10 : Sunset Bloom

54 4 5
                                    

Bahkan ia tidak mempercayai dirinya sendiri nekat masuk ke dalam tempat orang-orang menumpahkan segala gundahnya dengan berjoget ria. Dalam hati Eira merasa asing dengan suasana hati. Tapi seiring tempo menghentak itu membuat dadanya ikut berdetak, perlahan-lahan gadis itu larut dalam suasana itu.

Hey, pretty.” Tiba-tiba seorang wanita dengan lengan yang penuh dengan tato mendekati Eira. Melihat wajahnya yang sepertinya sudah mabuk berat, Eira langsung melipir untuk menghindari wanita itu.

Semakin berjalan ke dalam, musik DJ itu terdengar semakin kencang. Kedua matanya melihat sebuah meja bar dengan tembok yang berisi botol-botol mewah yang memabukkan. Sembari menikmati musik dan bercakap-cakap, Eira bisa melihat bagaimana sesama pengunjung di bar ini dapat akrab dengan cepat satu sama lain. Asap yang keluar dari rokok elektrik pun mengambang lewat di depan wajahnya. Memang sebuah pemandangan yang baru bagi Eira, tapi ia tampaknya sudah mulai bisa menikmati tempat bermainnya sekarang.

“Bisa minta menu nya?” Eira duduk di kursi bar yang kosong, ia memanggil salah satu bartender yang berada di dekatnya.

“Menu?” Bartender itu nampak kebingungan. Ia menunduk untuk mencari sesuatu di bawah meja, kemudian ia memberikan buku menu yang terlihat mewah dengan desai hitam dan aksen emas.

“Kau baru di sini, ya?” Bartender tadi mengajak Eira mengobrol sambil menyiapkan pesanan orang lain.

“Ya, kemarin temenku ngasih tau tentang bar ini, jadi aku kesini.” Supaya tidak terlihat bodoh-bodoh amat, Eira mengarang saja alasan yang paling pas.

“Pantes. Soalnya orang-orang yang biasa ke sini gak liat menu kalau mau pesen sesuatu,” balas bartender itu dengan mulai menggunakan nada santai.

“Gimana kalo saya buatkan mocktail? Mojito di sini paling sering dipesan, lho.” Laki-laki berambut spike itu tersenyum ramah.

Sounds good.” Eira mencoba memberikan citra yang keren pada bartender itu.

“Wow, your accent is so pretty. Alright, one Mojito for you.” Balasan berbahasa Inggris dari si bartender berhasil membuat Eira terkejut. Aksen saat ia berbicara biasa dan berbicara bahasa Inggris sangat berbeda.

Inikah yang dinamakan suasana bar itu? Dalam kurang dari lima menit seseorang bisa membuat orang lain tertarik padanya. Seolah-olah saling menggoda sudah menjadi hal biasa di sini.
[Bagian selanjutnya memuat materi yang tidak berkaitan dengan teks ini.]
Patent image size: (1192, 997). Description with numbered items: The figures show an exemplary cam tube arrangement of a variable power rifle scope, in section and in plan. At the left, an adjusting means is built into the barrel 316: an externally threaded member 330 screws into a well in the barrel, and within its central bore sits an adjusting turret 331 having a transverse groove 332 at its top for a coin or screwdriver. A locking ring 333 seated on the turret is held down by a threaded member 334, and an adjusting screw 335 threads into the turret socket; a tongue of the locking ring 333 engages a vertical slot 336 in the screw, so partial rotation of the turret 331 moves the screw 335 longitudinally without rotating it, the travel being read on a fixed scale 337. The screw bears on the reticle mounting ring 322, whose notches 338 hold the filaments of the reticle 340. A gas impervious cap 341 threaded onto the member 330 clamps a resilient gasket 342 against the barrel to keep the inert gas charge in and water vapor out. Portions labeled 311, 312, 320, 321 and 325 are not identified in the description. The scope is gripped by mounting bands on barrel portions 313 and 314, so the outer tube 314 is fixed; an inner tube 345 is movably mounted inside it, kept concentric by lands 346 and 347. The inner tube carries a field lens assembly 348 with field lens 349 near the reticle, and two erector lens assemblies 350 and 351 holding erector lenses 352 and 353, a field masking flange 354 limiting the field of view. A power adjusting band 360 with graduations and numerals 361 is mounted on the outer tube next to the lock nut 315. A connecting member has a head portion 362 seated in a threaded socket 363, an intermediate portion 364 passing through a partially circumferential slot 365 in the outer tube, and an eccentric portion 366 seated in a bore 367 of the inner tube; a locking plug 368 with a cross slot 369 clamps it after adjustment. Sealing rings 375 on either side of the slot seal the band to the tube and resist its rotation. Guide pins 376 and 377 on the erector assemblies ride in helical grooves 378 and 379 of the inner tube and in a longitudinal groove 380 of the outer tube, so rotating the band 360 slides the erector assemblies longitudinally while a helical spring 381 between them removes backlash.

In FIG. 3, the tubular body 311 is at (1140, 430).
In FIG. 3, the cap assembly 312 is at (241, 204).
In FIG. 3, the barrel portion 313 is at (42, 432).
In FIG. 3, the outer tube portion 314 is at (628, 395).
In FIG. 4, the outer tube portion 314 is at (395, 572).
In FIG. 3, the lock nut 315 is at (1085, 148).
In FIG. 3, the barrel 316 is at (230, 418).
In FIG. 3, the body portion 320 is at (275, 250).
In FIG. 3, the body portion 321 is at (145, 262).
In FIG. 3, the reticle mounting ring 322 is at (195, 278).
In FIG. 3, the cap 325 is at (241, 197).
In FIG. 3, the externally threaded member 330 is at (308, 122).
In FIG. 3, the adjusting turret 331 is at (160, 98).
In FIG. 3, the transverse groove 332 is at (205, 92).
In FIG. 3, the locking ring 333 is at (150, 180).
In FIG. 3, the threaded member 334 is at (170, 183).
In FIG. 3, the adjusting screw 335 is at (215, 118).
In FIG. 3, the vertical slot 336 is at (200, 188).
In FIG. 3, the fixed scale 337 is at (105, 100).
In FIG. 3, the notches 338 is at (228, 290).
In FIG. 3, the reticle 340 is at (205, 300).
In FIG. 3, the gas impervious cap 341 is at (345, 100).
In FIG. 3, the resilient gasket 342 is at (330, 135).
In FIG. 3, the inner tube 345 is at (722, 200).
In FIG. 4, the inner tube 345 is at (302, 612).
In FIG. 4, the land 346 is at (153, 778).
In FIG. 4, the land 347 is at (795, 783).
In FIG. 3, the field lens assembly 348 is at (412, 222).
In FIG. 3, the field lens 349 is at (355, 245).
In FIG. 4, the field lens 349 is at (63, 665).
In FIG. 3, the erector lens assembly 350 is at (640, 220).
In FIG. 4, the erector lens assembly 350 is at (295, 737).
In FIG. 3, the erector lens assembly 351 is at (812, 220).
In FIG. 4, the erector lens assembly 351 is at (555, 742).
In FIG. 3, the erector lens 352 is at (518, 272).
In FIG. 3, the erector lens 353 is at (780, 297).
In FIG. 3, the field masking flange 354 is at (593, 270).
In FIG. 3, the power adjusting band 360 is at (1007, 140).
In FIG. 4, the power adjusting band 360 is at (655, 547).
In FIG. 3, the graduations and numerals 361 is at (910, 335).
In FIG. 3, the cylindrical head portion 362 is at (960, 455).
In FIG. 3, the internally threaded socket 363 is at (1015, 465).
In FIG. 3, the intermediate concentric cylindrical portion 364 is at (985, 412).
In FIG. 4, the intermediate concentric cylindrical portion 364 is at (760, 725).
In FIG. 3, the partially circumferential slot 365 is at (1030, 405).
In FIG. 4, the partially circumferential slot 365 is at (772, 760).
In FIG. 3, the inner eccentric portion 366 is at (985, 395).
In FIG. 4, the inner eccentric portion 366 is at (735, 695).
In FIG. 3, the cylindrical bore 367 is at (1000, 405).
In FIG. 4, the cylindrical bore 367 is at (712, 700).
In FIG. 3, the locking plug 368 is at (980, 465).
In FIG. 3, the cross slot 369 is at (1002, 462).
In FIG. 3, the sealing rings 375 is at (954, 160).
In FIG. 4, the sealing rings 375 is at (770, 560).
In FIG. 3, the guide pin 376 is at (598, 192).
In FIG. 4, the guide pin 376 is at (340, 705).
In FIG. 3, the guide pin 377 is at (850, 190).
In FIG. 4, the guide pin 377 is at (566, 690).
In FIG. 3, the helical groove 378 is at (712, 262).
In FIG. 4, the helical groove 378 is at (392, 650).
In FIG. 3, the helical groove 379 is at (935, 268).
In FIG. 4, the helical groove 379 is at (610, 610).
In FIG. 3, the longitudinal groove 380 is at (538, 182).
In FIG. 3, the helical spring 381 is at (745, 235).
Tidak! Eira menahan dirinya. Ia bukanlah wanita gampangan.

Here’s your mocktail, young lady,” ucap sang bartender seraya menaruh satu gelas mojito segar. Kemudian ia menundukkan kepalanya dan memangku dagu memperhatikan Eira yang ingin meminum minumannya.

Tahu dirinya diperhatikan, Eira mundur sedikit ke belakang baru menyesap mocktail nya.

“Woo, woo! Hold on, Edgar! What are you… Eira?” Suara yang tiba-tiba muncul itu membuat sang bartender kaget dan menjauh.

Sementara itu Eira berusaha memulihkan pandangannya untuk mengenali wajah orang itu, ia belum terbiasa dengan situasi setengah gelap yang hanya diterangi dengan lampu disko warna-warni.

“Carol?”

Eira terbelalak saat melihat Carol berada di depannya. Terlebih karena ia melihat gadis itu memakai pakaian yang.. cukup ketat dan mengenakan piercing di hidungnya. Ia benar-benar sosok yang berbeda dari Carol yang terakhir Eira temui di sekolahnya.

“Lo beneran Eira?! Ya ampun! Ngapain lo di sini?”

“Ah, ini… Gue mampir aja, kok..” Eira hanya bisa nyengir kuda. Ia tak menyangka akan bertemu orang yang ia kenal di tempat seperti ini. Tapi itu tak menjadi masalah selama orang itu tidak satu sekolah dengannya.